Am I ordinary? Does my life have purpose? When things go bad can I continue to be a good person? If I’m suppose to teach, how do I get people to listen to my message? Who’s got my best interest in mind? Are they talking about me? Am I doing the right thing? Does she/he really love me?

What does my family think about me? Am I going to live long? Who’s going to be there when I have nothing? Can you help me like I help you? How much of this do I have to take? Will we ever be able to communicate? How deep is our love? Can we withstand anything? Can you look at me and see forever? How can this be love? Will I ever have everything I need? Can this really be it? Do we share the same dreams? What do you think of me?

Can I tell you what’s on my mind and we have a discussion instead of an argument? Will this relationship be mentally and/or physically abusive? Can I get over things? Do I want to get over things? Will I be unhappy just to make you miserable? Can I move on and you understand? Will everything we do be complicated?

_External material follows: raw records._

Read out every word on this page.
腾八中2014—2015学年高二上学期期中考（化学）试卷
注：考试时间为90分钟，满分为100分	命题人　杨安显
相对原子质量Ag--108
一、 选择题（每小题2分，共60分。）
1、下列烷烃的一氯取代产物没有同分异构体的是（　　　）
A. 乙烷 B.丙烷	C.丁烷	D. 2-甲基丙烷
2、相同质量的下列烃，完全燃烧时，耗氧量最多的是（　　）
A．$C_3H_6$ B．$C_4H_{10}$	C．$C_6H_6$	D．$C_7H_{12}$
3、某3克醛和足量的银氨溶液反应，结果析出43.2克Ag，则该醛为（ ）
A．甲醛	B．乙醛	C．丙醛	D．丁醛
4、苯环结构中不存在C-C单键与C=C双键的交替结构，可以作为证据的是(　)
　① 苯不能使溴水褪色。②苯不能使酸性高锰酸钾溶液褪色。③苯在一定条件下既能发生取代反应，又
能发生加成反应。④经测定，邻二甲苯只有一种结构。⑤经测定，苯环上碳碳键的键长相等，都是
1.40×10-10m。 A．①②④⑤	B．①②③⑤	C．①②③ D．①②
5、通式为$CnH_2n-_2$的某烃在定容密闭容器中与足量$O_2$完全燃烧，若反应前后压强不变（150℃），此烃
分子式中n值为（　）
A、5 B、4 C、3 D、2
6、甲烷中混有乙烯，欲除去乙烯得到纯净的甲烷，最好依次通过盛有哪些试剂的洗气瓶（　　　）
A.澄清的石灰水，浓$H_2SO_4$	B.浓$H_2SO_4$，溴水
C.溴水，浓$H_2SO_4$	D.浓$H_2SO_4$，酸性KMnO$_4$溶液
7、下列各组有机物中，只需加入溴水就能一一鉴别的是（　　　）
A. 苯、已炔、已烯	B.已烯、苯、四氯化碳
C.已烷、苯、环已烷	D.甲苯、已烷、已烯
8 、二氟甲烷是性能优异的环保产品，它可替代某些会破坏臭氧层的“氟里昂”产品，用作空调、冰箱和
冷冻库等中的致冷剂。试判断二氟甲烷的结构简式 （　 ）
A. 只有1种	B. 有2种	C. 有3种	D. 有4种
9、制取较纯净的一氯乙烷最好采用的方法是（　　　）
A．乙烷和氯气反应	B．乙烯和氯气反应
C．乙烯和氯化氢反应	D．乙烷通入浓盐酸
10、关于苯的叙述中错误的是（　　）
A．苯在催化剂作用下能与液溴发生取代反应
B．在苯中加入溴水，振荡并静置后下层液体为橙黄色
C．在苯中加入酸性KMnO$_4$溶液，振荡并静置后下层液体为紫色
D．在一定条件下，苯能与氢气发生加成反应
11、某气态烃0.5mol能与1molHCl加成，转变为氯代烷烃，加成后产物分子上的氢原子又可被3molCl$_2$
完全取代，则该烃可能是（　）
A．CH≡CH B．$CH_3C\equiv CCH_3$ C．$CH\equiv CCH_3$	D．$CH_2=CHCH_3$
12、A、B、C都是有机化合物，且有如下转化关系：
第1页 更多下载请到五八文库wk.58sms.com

Will we be happily ever after? Do You think this plan is a disaster? Is life starting to move fast? How long will it last? What happens to you when you can’t forget the past? Will we ever take off our mask? Does having fun feel like a task?

Does your house feel like your home? Who do you call when you’re all alone? Do you have to speak in that tone? You didn’t think enough to call my phone? Why must you always take so long? How many of us apologize when we are wrong?

You can ask all the questions you want but you might not ever get the answers you’re looking for so instead of always asking, maybe we should start answering our own questions.